The GMB – Is this one of the most reactionary organisations in Britain?

Before I get going, I should declare a personal interest. Many moons ago, whilst holding the post of Convenor of Stewards at a very large hospital, I recommended that the portering staff should shift their union membership from the GMB to that of NUPE (now Unison) in order to create a more unified trade union presence. We put the issue to the vote and the porters unanimously approved the recommendation. And then all hell broke loose. The GMB threatened NUPE and me in particular with hell, fire and damnation. They even threatened to invoke the Bridlington agreement. NUPE stood their ground and eventually the wounded GMB officials crawled back into their respective holes, though I guess, in retrospect, they were only trying to protect their patch.

Enough of that. Moving on to the main agenda, I can’t help but thinking, based on a string of recent media pronouncements, that the GMB’s current leadership is a thoroughly reactionary bunch. In a short space of time this lot has come out in support of Trident renewal, fracking and the Hinckley Point nuclear reactor. And all in the name of protecting British Jobs. And it came as no surprise that they are also backing a third runway at Heathrow. I’m seriously starting to think that this erstwhile trade union is a paid up member of the Tory Party. OK, I get the bit about jobs, but surely somewhere along the line long-term principles must trump short term gain.

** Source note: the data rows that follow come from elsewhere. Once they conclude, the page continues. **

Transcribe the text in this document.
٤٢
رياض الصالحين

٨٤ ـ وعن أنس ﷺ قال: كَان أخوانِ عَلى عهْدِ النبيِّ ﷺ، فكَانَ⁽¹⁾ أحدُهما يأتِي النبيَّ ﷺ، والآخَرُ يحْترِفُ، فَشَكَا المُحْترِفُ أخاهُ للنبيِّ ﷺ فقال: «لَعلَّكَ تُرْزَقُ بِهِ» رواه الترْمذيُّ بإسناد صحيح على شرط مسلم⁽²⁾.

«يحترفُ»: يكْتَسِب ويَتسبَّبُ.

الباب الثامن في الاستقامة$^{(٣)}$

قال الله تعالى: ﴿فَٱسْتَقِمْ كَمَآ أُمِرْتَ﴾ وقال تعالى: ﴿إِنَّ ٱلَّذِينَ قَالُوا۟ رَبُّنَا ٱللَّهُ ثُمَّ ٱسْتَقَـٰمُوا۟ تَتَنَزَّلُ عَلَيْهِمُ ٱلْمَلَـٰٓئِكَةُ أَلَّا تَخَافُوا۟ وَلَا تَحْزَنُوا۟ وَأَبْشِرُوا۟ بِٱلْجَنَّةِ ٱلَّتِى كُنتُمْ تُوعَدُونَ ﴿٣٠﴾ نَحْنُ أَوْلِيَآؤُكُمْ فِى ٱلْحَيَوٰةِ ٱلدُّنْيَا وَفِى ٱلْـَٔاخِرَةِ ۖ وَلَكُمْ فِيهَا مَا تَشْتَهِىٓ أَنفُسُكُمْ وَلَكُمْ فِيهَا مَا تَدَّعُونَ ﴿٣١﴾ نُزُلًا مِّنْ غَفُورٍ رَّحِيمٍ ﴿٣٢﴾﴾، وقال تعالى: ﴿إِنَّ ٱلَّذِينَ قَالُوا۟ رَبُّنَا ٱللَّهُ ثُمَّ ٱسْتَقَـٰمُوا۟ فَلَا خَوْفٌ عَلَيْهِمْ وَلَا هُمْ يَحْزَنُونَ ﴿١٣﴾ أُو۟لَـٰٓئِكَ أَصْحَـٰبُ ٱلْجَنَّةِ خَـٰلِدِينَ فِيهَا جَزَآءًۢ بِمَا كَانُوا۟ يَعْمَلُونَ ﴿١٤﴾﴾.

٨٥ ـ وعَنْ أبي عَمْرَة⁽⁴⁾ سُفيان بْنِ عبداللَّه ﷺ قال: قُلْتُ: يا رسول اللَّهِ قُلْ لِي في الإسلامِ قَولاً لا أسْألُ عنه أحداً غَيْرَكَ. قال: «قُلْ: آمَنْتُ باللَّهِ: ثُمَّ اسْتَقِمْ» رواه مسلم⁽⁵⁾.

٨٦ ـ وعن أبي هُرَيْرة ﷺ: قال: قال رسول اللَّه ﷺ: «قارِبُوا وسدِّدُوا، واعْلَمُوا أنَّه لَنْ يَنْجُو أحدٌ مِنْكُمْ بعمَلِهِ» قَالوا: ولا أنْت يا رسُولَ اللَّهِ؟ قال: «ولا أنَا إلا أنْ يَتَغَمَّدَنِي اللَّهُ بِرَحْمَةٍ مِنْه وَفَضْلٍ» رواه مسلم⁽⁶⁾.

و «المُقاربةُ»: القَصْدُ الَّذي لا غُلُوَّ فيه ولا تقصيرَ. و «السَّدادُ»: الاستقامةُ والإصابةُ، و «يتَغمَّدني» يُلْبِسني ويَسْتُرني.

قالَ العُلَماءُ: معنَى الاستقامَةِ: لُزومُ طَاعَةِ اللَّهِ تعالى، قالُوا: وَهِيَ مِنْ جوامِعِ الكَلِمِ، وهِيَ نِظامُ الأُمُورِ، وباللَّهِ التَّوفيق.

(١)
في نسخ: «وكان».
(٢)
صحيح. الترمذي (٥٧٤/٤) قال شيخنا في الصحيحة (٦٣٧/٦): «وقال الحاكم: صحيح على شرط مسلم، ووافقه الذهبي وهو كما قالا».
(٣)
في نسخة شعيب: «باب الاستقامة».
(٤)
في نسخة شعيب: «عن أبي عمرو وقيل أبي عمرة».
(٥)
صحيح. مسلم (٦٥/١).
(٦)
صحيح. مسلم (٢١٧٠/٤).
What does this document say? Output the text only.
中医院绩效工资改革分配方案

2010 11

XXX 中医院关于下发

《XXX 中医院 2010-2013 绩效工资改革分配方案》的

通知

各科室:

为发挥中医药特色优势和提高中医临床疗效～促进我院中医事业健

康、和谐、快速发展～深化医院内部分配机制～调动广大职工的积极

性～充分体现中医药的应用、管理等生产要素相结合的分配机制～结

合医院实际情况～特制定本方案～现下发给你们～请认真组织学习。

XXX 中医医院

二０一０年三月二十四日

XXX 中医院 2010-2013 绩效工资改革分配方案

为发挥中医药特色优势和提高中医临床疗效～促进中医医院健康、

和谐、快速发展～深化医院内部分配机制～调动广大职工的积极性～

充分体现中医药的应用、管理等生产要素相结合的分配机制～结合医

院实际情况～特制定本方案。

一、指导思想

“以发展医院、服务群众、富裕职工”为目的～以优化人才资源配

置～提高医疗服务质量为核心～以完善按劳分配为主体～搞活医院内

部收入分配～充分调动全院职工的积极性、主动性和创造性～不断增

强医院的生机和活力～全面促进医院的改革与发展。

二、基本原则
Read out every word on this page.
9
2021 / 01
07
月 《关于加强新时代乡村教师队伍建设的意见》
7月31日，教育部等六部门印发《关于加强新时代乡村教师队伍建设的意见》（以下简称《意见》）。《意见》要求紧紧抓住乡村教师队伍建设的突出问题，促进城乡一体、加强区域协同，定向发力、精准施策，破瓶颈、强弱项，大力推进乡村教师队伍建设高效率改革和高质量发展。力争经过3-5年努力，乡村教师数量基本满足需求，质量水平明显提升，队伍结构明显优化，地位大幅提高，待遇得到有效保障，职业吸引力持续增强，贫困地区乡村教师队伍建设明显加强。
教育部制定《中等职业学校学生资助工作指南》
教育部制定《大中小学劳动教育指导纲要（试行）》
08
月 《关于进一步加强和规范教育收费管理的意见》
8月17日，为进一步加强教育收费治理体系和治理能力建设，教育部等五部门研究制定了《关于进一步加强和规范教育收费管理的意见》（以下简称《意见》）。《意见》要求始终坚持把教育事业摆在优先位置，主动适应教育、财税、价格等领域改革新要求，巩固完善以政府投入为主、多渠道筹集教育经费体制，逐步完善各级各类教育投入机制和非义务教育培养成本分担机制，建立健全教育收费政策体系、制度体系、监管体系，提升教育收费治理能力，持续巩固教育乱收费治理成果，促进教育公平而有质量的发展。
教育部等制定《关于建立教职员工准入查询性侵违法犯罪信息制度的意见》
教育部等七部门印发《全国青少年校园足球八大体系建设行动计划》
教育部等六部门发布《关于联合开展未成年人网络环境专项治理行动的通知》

Anyway, the jobs argument looks rather flimsy when you take a serious look at these big infrastructure decisions. Shifting subsidies from air to rail and then expanding the rail network will create far, far more jobs than an expanded Heathrow Airport and without the devastating environmental effects. Has the GMB not heard of catastrophic global warming and the Paris Agreement to hold warming to below 2 degrees? It seems not. It’s the same story with fracking. Irrespective of the safety concerns which have yet to be resolved, fracking is still all about fossil fuels. You would think that any responsible trade union ought to be heavily promoting renewables, which again will create more home grown jobs than the fracking industry, but not the GMB.

As for Hinckley Point, is there anyone out there, on either side of the political divide, that actually thinks this is a value for money project. Only the GMB and George Osbourne it seems. Poor old PM May got stuck with a right lemon and she was damned either way she went. I almost feel sorry for her. But the GMB should have taken a principled stand and at the very least called for a total renegotiation of the entire deal. But no, short term gain was their only response.

Finally, we come to Trident. I would like to ask the GMB leadership just which workers they would consider obliterating in the interests of their cherished British workforce? Would they be prepared to press the nuclear button and risk global Armageddon in the interests of preserving a few thousand British jobs? Have they lost all sense of international solidarity? Or perhaps they never had it to lose.

And so I return to my opening paragraph. During my tenure as Shop Steward convenor, it was both my pleasure and my deep frustration to try and attempt to get the night shift porters out on strike with the rest of the hospital workforce. I used to love going in at midnight to talk to those guys, all of whom were Black Caribbean workers and all who had extremely negative experiences of the British Trade Union movement. We would happily talk at length about the crimes and misdemeanours of US and British governments both in the Caribbean and around the world generally. I considered their political internationalism to be exemplary and way in advance to most of their day shift colleagues. But try as I might, they simply would not support any trade union action. When I begged them to tell me why, they were jack blunt. Their experience of British trade unions was one of blatant and consistent racism over decades, and they would have nothing to do with trade unions, ever. And who was their trade union for all those years? The GMB of course!

Now I don’t suppose the GMB is alone amongst trade unions who put their immediate interests above the common good. And the GMB is definitely not alone in having a dubious past when it comes to racial equality. But, leaving the past aside for the moment, their current track record is starting to look consistently reactionary. In fact, they are starting to remind me of a certain electrician’s union leadership portrayed in the memorable and now highly topical A Very British Coup. Of course that similarity is, I’m sure, nothing but an uncomfortable and unfortunate coincidence.